Chronique d’une œuvre en voyage #3

 

Arnac-la-Poste > Bourges > Haïti

12.10.2018

Entendez-vous crier un poème ? Une incantation surgit du camion de l’exposition Décoloniser les corps. Un homme affaibli semble ébloui par la lumière qui sort de lui-même. Myriam Mihindou, née en 1964 à Libreville au Gabon, crée au gré de son nomadisme, dans une dimension trans-culturelle.

Vendredi matin, le camion recouvert d’une peau de pixels quittait la Haute-Vienne pour entamer un périple qui le mènera bientôt jusqu’à Berlin. Arnac-la-Poste se trouve au carrefour de plusieurs départements, un passage transitoire. Ancien relai de poste, le lieu-dit accueille le siège social de l’association art nOmad qui porte le projet de la Biennale. Au détour des villes, les œuvres de l’exposition sont déballées, accrochées, ajustées, parfois allumées. Ce rituel suit un protocole précis, un scénario minutieusement déroulé.
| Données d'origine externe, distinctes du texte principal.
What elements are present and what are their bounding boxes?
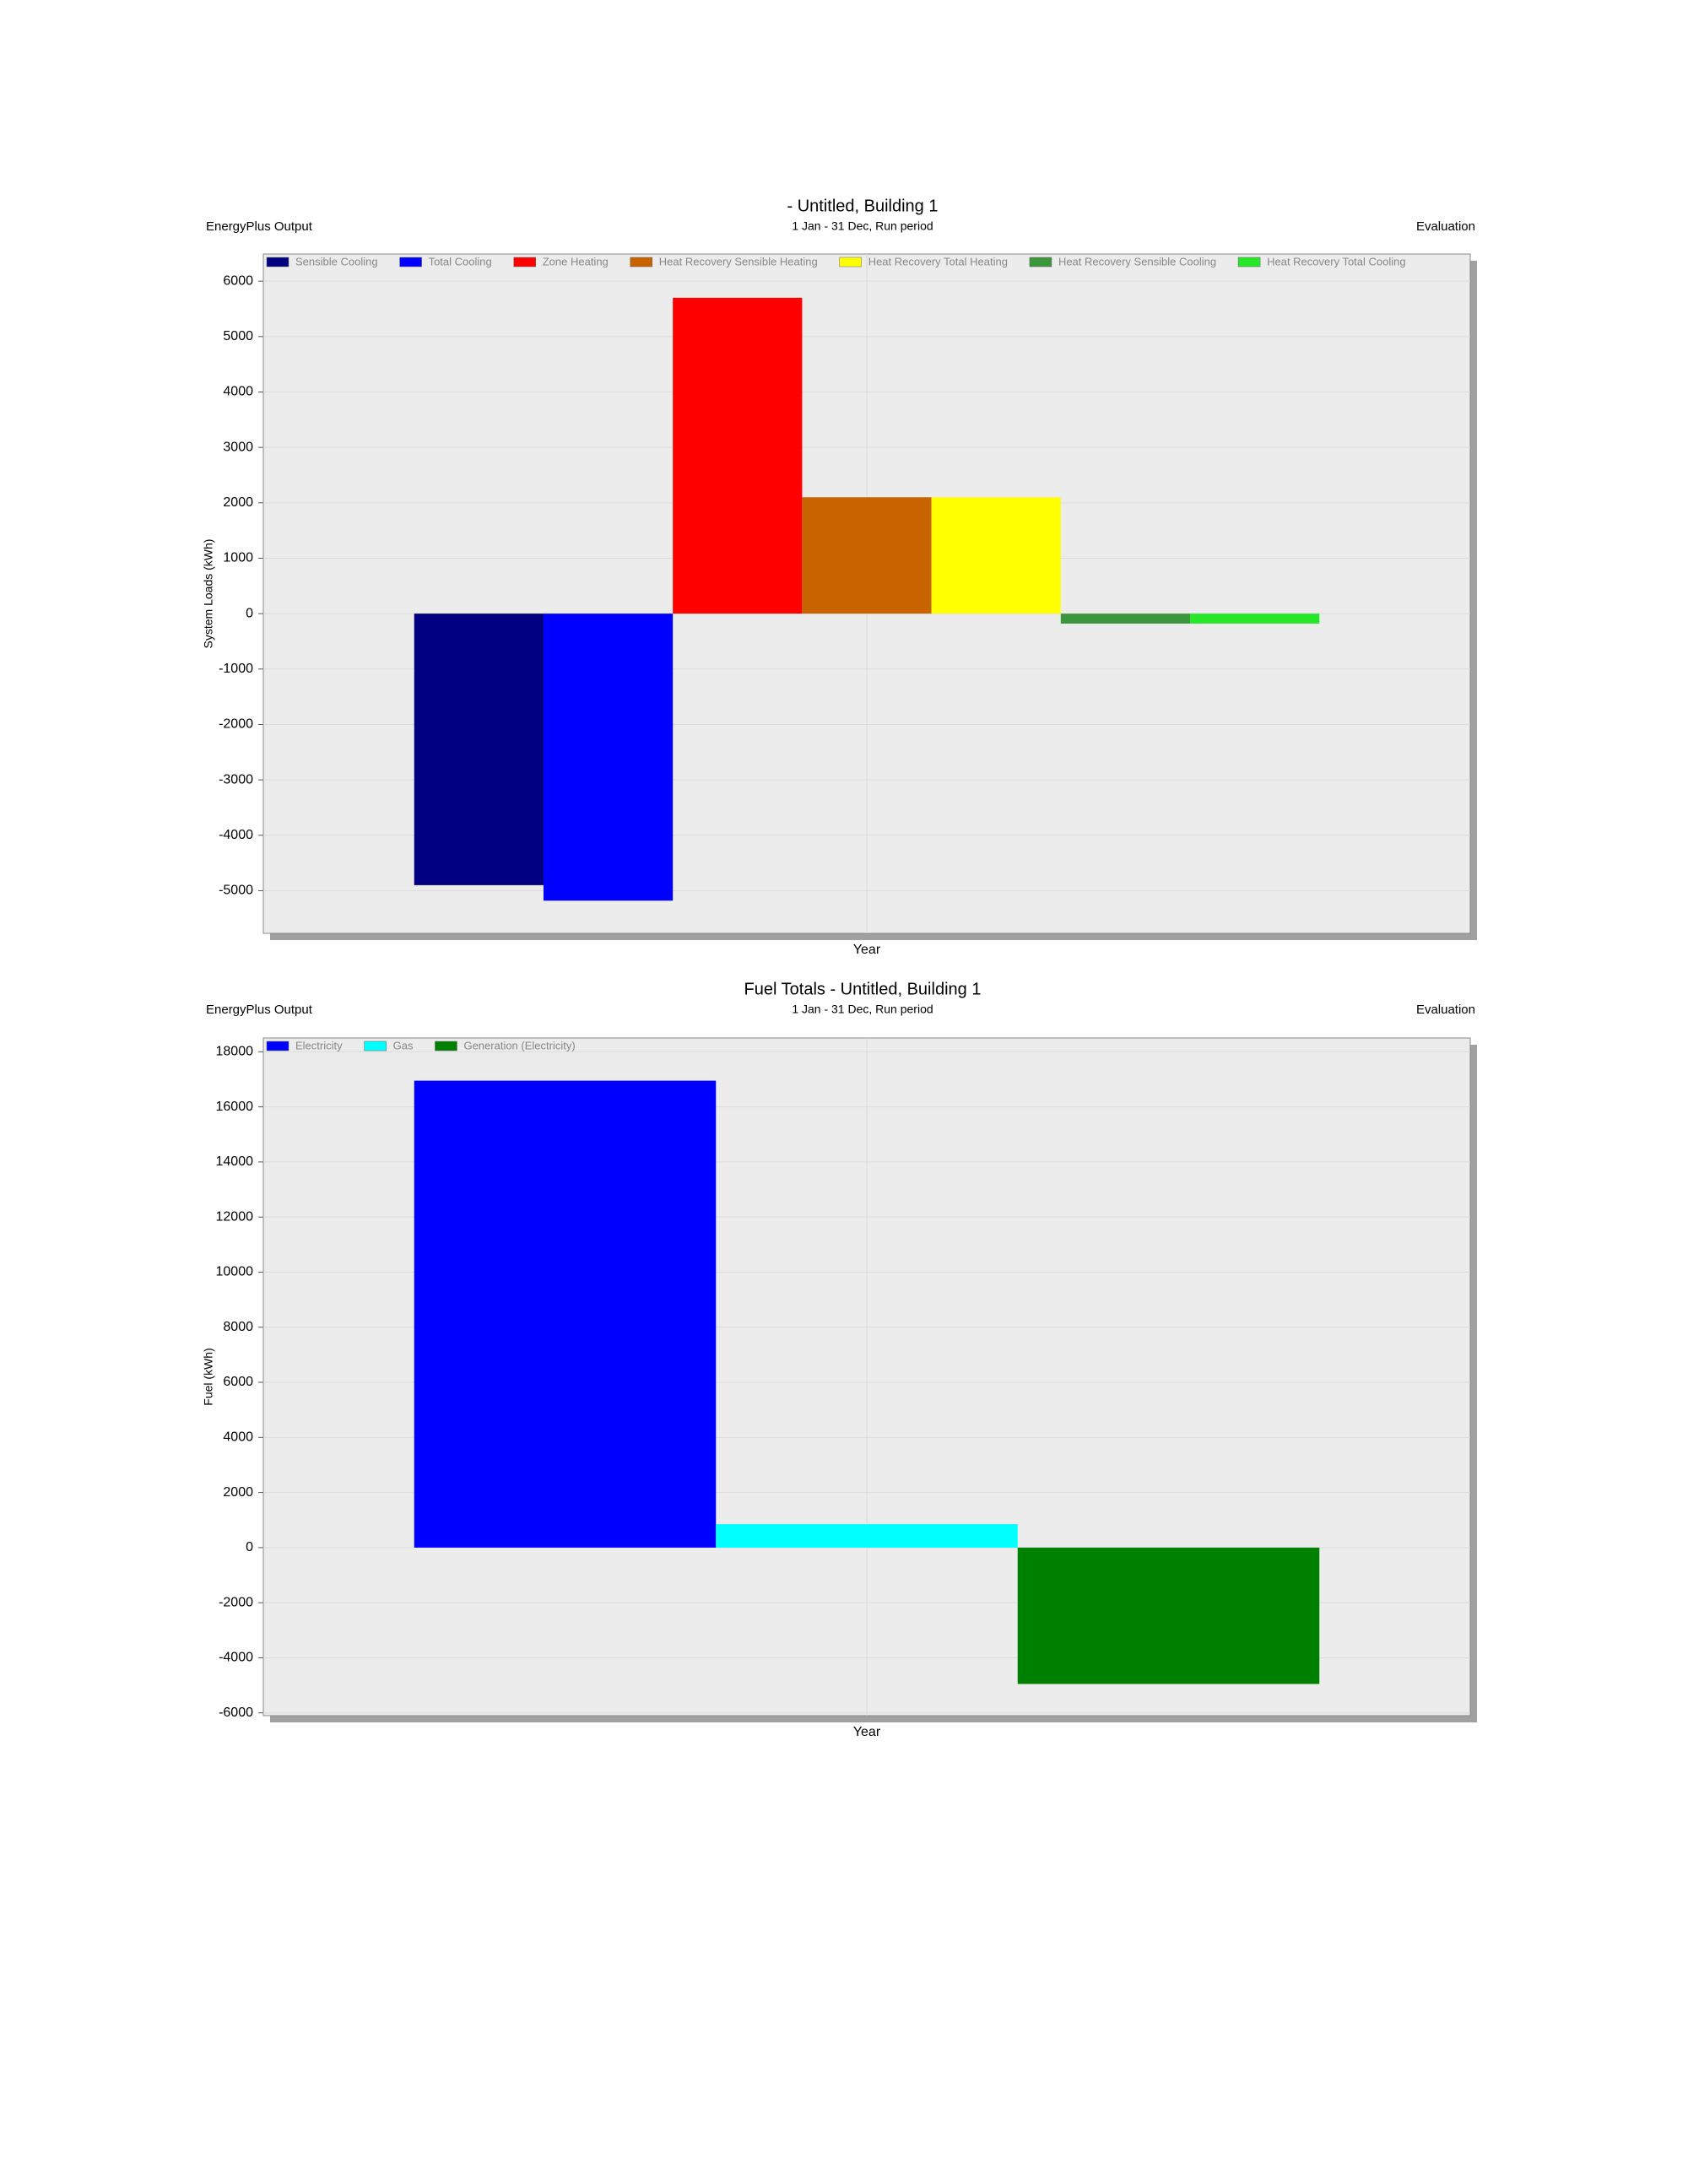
bar [414, 614, 544, 885]
y-tick-label: 2000 [223, 1485, 253, 1500]
legend-label: Zone Heating [543, 255, 609, 268]
y-tick-label: 4000 [223, 385, 253, 399]
chart-subtitle: 1 Jan - 31 Dec, Run period [792, 219, 933, 233]
x-tick-label: Year [853, 943, 881, 957]
header-right: Evaluation [1416, 1003, 1475, 1017]
legend-swatch [630, 257, 653, 268]
chart-subtitle: 1 Jan - 31 Dec, Run period [792, 1003, 933, 1016]
y-tick-label: 18000 [216, 1045, 254, 1059]
bar [802, 497, 932, 614]
chart-title: - Untitled, Building 1 [787, 197, 939, 215]
bar [1190, 614, 1320, 624]
legend-swatch [266, 1041, 289, 1051]
x-tick-label: Year [853, 1725, 881, 1739]
y-tick-label: 12000 [216, 1209, 254, 1224]
bar [716, 1524, 1018, 1548]
y-tick-label: 16000 [216, 1100, 254, 1114]
legend-label: Sensible Cooling [295, 255, 378, 268]
header-left: EnergyPlus Output [206, 1003, 313, 1017]
y-tick-label: -5000 [219, 884, 253, 898]
legend-swatch [1029, 257, 1052, 268]
y-tick-label: -4000 [219, 828, 253, 842]
legend-swatch [399, 257, 422, 268]
header-left: EnergyPlus Output [206, 219, 313, 234]
legend-label: Heat Recovery Sensible Cooling [1058, 255, 1216, 268]
y-tick-label: 2000 [223, 495, 253, 510]
y-tick-label: 14000 [216, 1154, 254, 1169]
y-tick-label: -4000 [219, 1651, 253, 1665]
bar [673, 297, 803, 614]
legend-label: Heat Recovery Total Heating [868, 255, 1008, 268]
legend-label: Heat Recovery Total Cooling [1267, 255, 1406, 268]
y-tick-label: -6000 [219, 1706, 253, 1720]
bar [1017, 1547, 1320, 1684]
y-tick-label: -1000 [219, 662, 253, 676]
bar [1060, 614, 1191, 624]
legend-label: Heat Recovery Sensible Heating [659, 255, 818, 268]
y-tick-label: 8000 [223, 1320, 253, 1334]
legend-swatch [266, 257, 289, 268]
legend-swatch [435, 1041, 457, 1051]
legend-swatch [513, 257, 536, 268]
y-tick-label: 5000 [223, 329, 253, 343]
legend-label: Total Cooling [429, 255, 492, 268]
y-tick-label: 3000 [223, 440, 253, 454]
y-tick-label: -2000 [219, 717, 253, 732]
legend-swatch [364, 1041, 387, 1051]
y-tick-label: -2000 [219, 1595, 253, 1609]
header-right: Evaluation [1416, 219, 1475, 234]
bar [931, 497, 1061, 614]
y-tick-label: -3000 [219, 772, 253, 787]
y-tick-label: 1000 [223, 551, 253, 565]
y-tick-label: 0 [246, 606, 253, 620]
legend-label: Generation (Electricity) [463, 1039, 575, 1051]
legend-label: Electricity [295, 1039, 343, 1051]
y-tick-label: 6000 [223, 273, 253, 288]
y-tick-label: 4000 [223, 1430, 253, 1445]
y-tick-label: 0 [246, 1540, 253, 1554]
legend-swatch [839, 257, 862, 268]
y-axis-label: Fuel (kWh) [202, 1348, 215, 1405]
legend-swatch [1237, 257, 1261, 268]
y-tick-label: 10000 [216, 1265, 254, 1279]
bar [414, 1080, 717, 1548]
chart-title: Fuel Totals - Untitled, Building 1 [744, 980, 982, 998]
legend-label: Gas [393, 1039, 414, 1051]
y-tick-label: 6000 [223, 1375, 253, 1389]
y-axis-label: System Loads (kWh) [202, 539, 215, 649]
bar [543, 614, 674, 901]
Chaque jour, le portrait de l’homme haïtien regagne l’obscurité de la nuit. Lorsqu’il refait surface, libéré du papier bulle qui l’habille et le protège, le même regard figé dans le temps apparaît. L’homme nous fait face, peut-être nous affronte t-il ? Sa solitude nous évoque la nôtre. Homme en négatif, homme noir-blanc, ses pupilles translucides semblent exorciser une émotion. Les paumes ouvertes écartent de longs doigts dirigés les uns vers les autres. Quel est le talisman qui flotte entre ces mains ?

La photographie de Myriam Mihindou retranscrit une expérience chamanique. Lors d’une résidence en Haïti, l’artiste observe les troubles qui traversent le pays. Le 29 février 2004, le président Aristide quittait Haïti à bord d’un avion américain. Peu après sa destitution, les forces militaires sèment la peur parmi les habitants. Certains s’adonnent à des rituels, parfois dans l’espace public. Sous les yeux de l’artiste, des groupes d’hommes avancent et exultent des poèmes. Leurs regards insondables sont saisis par l’effroi.